There is a kind of famine of warm interpersonal relations, of easy-to-reach neighbors, of encircling, inclusive memberships, and of solidary family life... . For people lacking in social support of this kind, unemployment has more serious effects, illnesses are more deadly, disappointment with one's children is harder to bear, bouts of depression last longer, and frustration and failed expectations of all kinds are more traumatic.
Here are the conditions that characterize social recession:
1. High expectations of endless rising prosperity have been instilled in generations of citizens as a birthright.
2. Part-time and unemployed people are marginalized, not just financially but socially.
3. Widening income/wealth disparity as those in the top 10% pull away from the shrinking middle class.
4. A systemic decline in social/economic mobility as it becomes increasingly difficult to move from dependence on the state (welfare) or one's parents to financial independence.
5. A widening disconnect between higher education and employment: a college/university degree no longer guarantees a stable, good-paying job.
6. A failure in the Status Quo institutions and mainstream media to recognize social recession as a reality.
7. A systemic failure of imagination within state and private-sector institutions on how to address social recession issues.
8. The abandonment of middle class aspirations by the generations ensnared by the social recession: young people no longer aspire to (or cannot afford) consumerist status symbols such as luxury autos or homeownership.
9. A generational abandonment of marriage, families and independent households as these are no longer affordable to those with part-time or unstable employment, i.e. what I have termed (following Jeremy Rifkin) the end of work.
10. A loss of hope in the young generations as a result of the above conditions.
At some threshold of structural denial, social recession becomes social depression: a black hole of deteriorating social mobility and opportunity for the younger generations.
I have covered these topics in depth for many years:
What I want to focus on is the willful blindness of official metrics such as GDP, household wealth and unemployment to the realities of social depression, and how these metrics can continue to register gains while the younger generations of workers sink deeper and deeper into full-blown social depression.
Japan has been running a 25-year long experiment in precisely this dynamic:obliterating official recognition with metrics designed to ignore the inconvenient realities of social depression. Beneath the surface wealth of Japan, homeless encampments are expanding even as opportunities for young workers decline.
If the protected class that currently reaps most of the benefits of the Status Quo and owns most of the household wealth becomes even wealthier, this is logged by official metrics as "expansion," i.e. prosperity, even when this "prosperity" is limited to the financial/political Elites and the Upper Caste of the Japanese economy--what another author calls the Clerisy class: America's new class system (the Clerisy class) .

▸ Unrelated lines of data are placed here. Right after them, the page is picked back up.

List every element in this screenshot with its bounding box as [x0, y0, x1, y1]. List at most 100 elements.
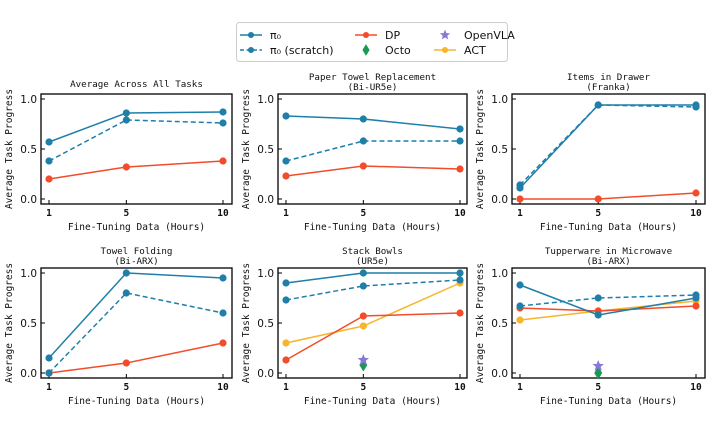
data-point	[122, 116, 130, 124]
data-point	[594, 101, 602, 109]
circle-icon	[247, 46, 255, 54]
series-pi0	[45, 108, 227, 146]
panel-title: Items in Drawer	[567, 72, 650, 83]
series-pi0_scratch	[516, 101, 700, 189]
series-line	[285, 272, 460, 284]
x-axis-label: Fine-Tuning Data (Hours)	[304, 222, 441, 233]
series-line	[48, 272, 224, 359]
x-axis-label: Fine-Tuning Data (Hours)	[68, 396, 205, 407]
x-tick-label: 5	[595, 208, 601, 219]
legend-entry-pi0: π₀	[240, 29, 282, 42]
series-line	[285, 165, 461, 177]
data-point	[456, 309, 464, 317]
data-point	[219, 157, 227, 165]
y-tick-label: 0.5	[20, 318, 37, 330]
panel-2: Paper Towel Replacement(Bi-UR5e) 0.0 0.5 1.…	[241, 72, 468, 233]
data-point	[219, 339, 227, 347]
y-tick-label: 0.5	[491, 318, 508, 330]
series-dp	[282, 309, 464, 364]
y-axis-label: Average Task Progress	[475, 89, 486, 209]
y-tick-label: 1.0	[20, 94, 37, 106]
diamond-icon	[362, 44, 370, 56]
legend-label: π₀	[270, 29, 282, 42]
y-tick-label: 0.5	[491, 144, 508, 156]
data-point	[282, 157, 290, 165]
data-point	[359, 322, 367, 330]
series-dp	[516, 189, 700, 203]
data-point	[122, 289, 130, 297]
x-axis-label: Fine-Tuning Data (Hours)	[304, 396, 441, 407]
star-icon	[439, 29, 451, 40]
legend-label: OpenVLA	[464, 29, 515, 42]
legend-label: ACT	[464, 44, 486, 57]
panel-title: Stack Bowls	[342, 246, 403, 257]
data-point	[45, 369, 53, 377]
data-point	[282, 172, 290, 180]
x-tick-label: 1	[283, 208, 289, 219]
series-pi0	[516, 101, 700, 192]
x-tick-label: 5	[123, 208, 129, 219]
plot-frame	[511, 93, 706, 205]
y-axis-label: Average Task Progress	[475, 263, 486, 383]
x-tick-label: 5	[360, 382, 366, 393]
data-point	[359, 312, 367, 320]
panel-5: Stack Bowls(UR5e) 0.0 0.5 1.0 1 5 10 Fine-Tunin…	[241, 246, 468, 407]
series-line	[48, 119, 224, 162]
panel-1: Average Across All Tasks 0.0 0.5 1.0 1 5 10 Fin…	[4, 79, 233, 233]
series-pi0_scratch	[282, 137, 464, 165]
data-point	[516, 281, 524, 289]
data-point	[282, 296, 290, 304]
data-point	[594, 195, 602, 203]
series-line	[520, 192, 697, 200]
data-point	[692, 101, 700, 109]
data-point	[45, 175, 53, 183]
panel-4: Towel Folding(Bi-ARX) 0.0 0.5 1.0 1 5 10 Fine-T…	[4, 246, 233, 407]
y-tick-label: 1.0	[257, 94, 274, 106]
point-openvla	[357, 354, 370, 365]
x-tick-label: 5	[595, 382, 601, 393]
plot-frame	[277, 93, 468, 205]
x-tick-label: 1	[517, 208, 523, 219]
legend: π₀ π₀ (scratch) DP Octo OpenVLA ACT	[236, 22, 515, 62]
circle-icon	[441, 46, 449, 54]
series-pi0	[45, 269, 227, 362]
legend-entry-act: ACT	[434, 44, 486, 57]
x-axis-label: Fine-Tuning Data (Hours)	[540, 222, 677, 233]
series-pi0	[516, 281, 700, 319]
data-point	[692, 302, 700, 310]
legend-label: DP	[385, 29, 400, 42]
series-line	[285, 140, 460, 162]
series-line	[48, 160, 224, 180]
y-tick-label: 0.0	[20, 368, 37, 380]
panel-title: Tupperware in Microwave	[545, 246, 672, 257]
y-tick-label: 0.0	[491, 194, 508, 206]
x-tick-label: 10	[454, 382, 466, 393]
legend-entry-octo: Octo	[362, 44, 411, 57]
y-axis-label: Average Task Progress	[4, 89, 15, 209]
data-point	[594, 311, 602, 319]
panel-subtitle: (UR5e)	[356, 256, 389, 267]
series-line	[48, 292, 224, 374]
data-point	[359, 162, 367, 170]
data-point	[122, 269, 130, 277]
series-line	[519, 104, 696, 189]
y-tick-label: 0.0	[257, 194, 274, 206]
panel-subtitle: (Bi-ARX)	[114, 256, 158, 267]
series-pi0_scratch	[282, 276, 464, 304]
y-tick-label: 0.0	[257, 368, 274, 380]
x-tick-label: 1	[517, 382, 523, 393]
circle-icon	[247, 31, 255, 39]
data-point	[219, 309, 227, 317]
series-line	[48, 342, 224, 374]
panel-subtitle: (Franka)	[586, 82, 630, 93]
x-tick-label: 5	[123, 382, 129, 393]
x-tick-label: 10	[690, 382, 702, 393]
legend-label: Octo	[385, 44, 411, 57]
data-point	[456, 276, 464, 284]
y-tick-label: 0.0	[20, 194, 37, 206]
y-tick-label: 1.0	[491, 268, 508, 280]
series-dp	[45, 157, 227, 183]
x-tick-label: 5	[360, 208, 366, 219]
data-point	[594, 294, 602, 302]
data-point	[45, 157, 53, 165]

The Clerisy Class is not unique to America; every structurally stagnant economy is being strangled by its protected Upper Caste.

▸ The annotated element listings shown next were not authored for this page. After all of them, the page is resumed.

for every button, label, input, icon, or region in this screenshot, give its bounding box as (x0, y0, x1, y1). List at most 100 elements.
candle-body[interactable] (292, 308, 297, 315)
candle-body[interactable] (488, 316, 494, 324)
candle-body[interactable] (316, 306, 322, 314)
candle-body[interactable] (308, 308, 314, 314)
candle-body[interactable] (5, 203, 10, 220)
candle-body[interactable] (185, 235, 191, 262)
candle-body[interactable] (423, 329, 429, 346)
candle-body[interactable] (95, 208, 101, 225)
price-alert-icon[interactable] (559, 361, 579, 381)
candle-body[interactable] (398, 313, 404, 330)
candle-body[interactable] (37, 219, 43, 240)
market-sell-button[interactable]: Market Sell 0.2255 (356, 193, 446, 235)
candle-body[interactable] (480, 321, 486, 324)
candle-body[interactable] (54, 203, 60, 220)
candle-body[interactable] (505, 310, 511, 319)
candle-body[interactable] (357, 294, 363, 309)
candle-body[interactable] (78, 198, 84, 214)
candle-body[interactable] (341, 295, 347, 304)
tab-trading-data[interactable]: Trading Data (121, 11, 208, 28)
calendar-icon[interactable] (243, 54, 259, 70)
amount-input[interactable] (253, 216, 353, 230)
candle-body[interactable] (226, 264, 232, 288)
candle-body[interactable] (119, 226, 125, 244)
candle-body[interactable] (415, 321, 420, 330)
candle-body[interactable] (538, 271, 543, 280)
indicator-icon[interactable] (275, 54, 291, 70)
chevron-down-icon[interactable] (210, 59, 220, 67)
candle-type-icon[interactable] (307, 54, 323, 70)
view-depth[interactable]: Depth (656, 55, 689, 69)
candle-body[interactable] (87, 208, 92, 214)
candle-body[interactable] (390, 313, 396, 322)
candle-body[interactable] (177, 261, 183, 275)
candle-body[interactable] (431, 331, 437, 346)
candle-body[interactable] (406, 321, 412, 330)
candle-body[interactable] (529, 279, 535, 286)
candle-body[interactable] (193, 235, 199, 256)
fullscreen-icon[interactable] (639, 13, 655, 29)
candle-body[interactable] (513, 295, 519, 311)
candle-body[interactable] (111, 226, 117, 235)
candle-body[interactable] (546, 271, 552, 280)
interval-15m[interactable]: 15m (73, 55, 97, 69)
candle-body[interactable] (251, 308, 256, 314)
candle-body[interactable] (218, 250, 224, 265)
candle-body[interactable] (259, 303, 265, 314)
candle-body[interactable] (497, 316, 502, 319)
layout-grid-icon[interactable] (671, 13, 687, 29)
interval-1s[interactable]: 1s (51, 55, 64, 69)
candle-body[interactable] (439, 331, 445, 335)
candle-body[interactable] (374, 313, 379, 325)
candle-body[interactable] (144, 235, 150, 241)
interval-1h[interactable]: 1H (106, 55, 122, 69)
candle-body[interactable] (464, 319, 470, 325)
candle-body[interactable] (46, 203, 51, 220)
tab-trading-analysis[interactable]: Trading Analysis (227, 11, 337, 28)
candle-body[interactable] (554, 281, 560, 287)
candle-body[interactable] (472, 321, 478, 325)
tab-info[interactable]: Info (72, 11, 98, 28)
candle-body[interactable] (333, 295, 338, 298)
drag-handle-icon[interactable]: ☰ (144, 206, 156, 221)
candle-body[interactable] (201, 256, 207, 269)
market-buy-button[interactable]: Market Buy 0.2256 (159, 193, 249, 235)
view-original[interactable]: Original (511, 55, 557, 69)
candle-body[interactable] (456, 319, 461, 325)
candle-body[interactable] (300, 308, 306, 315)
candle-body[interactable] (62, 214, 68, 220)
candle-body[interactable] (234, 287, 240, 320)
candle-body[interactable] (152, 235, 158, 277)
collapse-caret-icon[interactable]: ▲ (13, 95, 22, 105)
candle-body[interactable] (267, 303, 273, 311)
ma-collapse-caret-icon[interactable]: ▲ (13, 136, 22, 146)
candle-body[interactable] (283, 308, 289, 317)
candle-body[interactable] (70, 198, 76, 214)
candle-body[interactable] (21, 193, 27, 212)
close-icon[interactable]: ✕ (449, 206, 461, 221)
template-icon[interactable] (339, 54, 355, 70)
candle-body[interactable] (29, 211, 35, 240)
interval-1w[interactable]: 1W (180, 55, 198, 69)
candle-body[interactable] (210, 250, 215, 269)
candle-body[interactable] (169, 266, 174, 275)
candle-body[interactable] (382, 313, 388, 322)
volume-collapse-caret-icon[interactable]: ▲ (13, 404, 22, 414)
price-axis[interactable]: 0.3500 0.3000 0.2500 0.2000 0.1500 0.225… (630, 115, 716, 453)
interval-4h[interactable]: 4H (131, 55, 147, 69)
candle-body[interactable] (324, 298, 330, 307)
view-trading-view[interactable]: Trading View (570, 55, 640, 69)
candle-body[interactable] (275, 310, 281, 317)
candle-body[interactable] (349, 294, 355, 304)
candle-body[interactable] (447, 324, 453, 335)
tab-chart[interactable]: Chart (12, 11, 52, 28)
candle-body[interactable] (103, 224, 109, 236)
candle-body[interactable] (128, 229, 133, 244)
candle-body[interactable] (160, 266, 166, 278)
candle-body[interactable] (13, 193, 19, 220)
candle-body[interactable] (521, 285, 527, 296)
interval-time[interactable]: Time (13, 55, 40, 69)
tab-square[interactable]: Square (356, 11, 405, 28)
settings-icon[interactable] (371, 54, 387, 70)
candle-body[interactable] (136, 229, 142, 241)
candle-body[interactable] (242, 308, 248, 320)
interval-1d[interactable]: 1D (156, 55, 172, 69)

The Status Quo also masks these realities with tsunamis of upbeat consumerist propaganda. In Japan, this propaganda manifests as ceaseless media coverage of young people with enough time and disposable income to indulge in absurdly exaggerated fashions and fads.
Here are a few highlights:
-- Once-egalitarian Japan is becoming a nation of haves and have-nots
-- More than one-third of the workforce is part-time as companies have shed the famed Japanese lifetime employment system.
-- The slang word "freeter" (for part-time worker) combines the English "free" and the German "arbeiter" or worker.
-- A typical "freeter" wage is 1,000 yen ($9.20) an hour.
-- As long ago as 2001, The Ministry of Health, Labor and Welfare estimated that 50 percent of high school graduates and 30 percent of college graduates now quit their jobs within three years of leaving school.
-- These trends have led to an ironic moniker for the Freeter lifestyle: Dame-Ren (No Good People). The Dame-Ren (pronounced dah-may-ren) get by on odd jobs, low-cost living and drastically diminished expectations.
-- Many young men now reject the macho work ethic and related values of their fathers. These "herbivores" reject the traditonal Samurai ideal of masculinity. Derisively called "herbivores" or "Grass-eaters," these young men are uncompetitive and uncommitted to work, evidence of their deep disillusionment with Japan's troubled economy.
-- An even more extreme social disorder is Hikikomori, or "acute social withdrawal," a condition in which the young live-at-home person will virtually wall themselves off from the world by never leaving their room.
Is it any wonder that in the face of such a bleak and maladaptive future, young people seek identity, community and solace in a fantasy world of fashion? When an economy is dominated by a Savior State that issues unsustainable promises, and a society is dependent on a consumerist frenzy of fads, status signifiers and shopping for identity and what passes for community, then narcissism, restless emptiness and the aloneness described in The Hidden Cost of the "New Economy": New-Type Depression are the inevitable results.
Beneath the surface wealth of bullet trains, cute robots and exuberant fashions, this is the Japan few outsiders understand: the one gripped by a deepening social depression.
Japan is the global bellwether in social depression, and we can already see the same symptoms and official panic to mask these symptoms in Europe, China and the U.S.